- Wingan River
- Coordinates: 37°37′46″S 149°31′48″E﻿ / ﻿37.6295587°S 149.5300448°E
- Country: Australia
- State: Victoria
- LGA: Shire of East Gippsland;
- Location: 27 km (17 mi) W of Mallacoota; 396 km (246 mi) E of Melbourne;

Government
- • State electorate: Gippsland East;
- • Federal division: Gippsland;

Population
- • Total: 0 (2016 census)
- Postcode: 3891
Suburbs around Wingan River
| Noorinbee North | Genoa | Genoa |
| Tamboon Noorinbee | Wingan River | Bass Strait |
| Bass Strait | Bass Strait | Bass Strait |

= Wingan River, Victoria =

Wingan River is a locality in the Shire of East Gippsland, Victoria, Australia. It is situated on the river of the same name. In the 2016 census, Wingan River had a population of 0.

== Sorroundings ==
The area is heavily forested and almost entirely contained within state forests or national parks, variously the Drummer State Forest (northern part), Alfred National Park (western part) and the Wingan State Forest and Croajingolong National Park (remaining areas). The Princes Highway runs through the locality, which has few other roads. The Wingan Inlet Campground is located along Wingan Beach.

== History ==
Gold mining was conducted in the area during the 1910s. A state battery opened in 1916, but by 1932 was reported to have been "rusting away" for many years.
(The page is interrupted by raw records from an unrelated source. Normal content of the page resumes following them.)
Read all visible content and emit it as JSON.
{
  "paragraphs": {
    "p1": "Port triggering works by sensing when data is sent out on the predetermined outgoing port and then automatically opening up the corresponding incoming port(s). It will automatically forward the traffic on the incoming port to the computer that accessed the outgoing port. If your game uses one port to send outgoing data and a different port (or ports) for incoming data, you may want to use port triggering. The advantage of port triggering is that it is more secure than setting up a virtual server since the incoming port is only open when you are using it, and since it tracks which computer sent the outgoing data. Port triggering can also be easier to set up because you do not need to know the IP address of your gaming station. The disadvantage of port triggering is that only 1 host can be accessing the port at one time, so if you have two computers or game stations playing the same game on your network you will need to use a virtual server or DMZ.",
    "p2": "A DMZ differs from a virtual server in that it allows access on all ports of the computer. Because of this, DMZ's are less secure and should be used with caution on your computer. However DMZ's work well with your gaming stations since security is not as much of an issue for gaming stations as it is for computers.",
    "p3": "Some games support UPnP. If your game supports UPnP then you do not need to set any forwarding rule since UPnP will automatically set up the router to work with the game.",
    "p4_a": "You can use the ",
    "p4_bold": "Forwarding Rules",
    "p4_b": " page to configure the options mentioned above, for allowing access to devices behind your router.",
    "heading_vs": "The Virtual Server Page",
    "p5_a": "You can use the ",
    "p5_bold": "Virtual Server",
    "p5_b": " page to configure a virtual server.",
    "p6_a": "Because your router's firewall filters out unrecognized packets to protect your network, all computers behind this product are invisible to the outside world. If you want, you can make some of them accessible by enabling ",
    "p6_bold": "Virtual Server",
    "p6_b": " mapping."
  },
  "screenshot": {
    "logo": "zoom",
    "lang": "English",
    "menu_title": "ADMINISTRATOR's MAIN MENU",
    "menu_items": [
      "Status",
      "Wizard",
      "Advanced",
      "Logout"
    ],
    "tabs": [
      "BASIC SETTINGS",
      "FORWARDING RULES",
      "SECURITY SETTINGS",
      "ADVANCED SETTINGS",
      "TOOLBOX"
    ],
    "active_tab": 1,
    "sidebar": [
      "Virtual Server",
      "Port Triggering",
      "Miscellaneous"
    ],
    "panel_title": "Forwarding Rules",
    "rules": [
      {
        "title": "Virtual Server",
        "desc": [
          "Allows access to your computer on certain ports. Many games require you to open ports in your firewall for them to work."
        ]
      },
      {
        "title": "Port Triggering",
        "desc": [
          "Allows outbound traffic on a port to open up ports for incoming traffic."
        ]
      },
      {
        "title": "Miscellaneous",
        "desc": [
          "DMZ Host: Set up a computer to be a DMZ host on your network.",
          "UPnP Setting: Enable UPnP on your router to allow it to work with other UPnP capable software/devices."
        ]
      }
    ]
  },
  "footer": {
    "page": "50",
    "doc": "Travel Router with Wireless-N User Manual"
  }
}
The first Wingan River Post Office opened on 1 November 1936 and closed on 30 November 1943, while the second opened on 15 May 1947 and closed on 30 June 1979.

The locality was badly damaged during the 2019–20 Australian bushfire season, with a fire that began at Wingan River in late December subsequently burning through to the coastal town of Mallacoota on New Year's Day.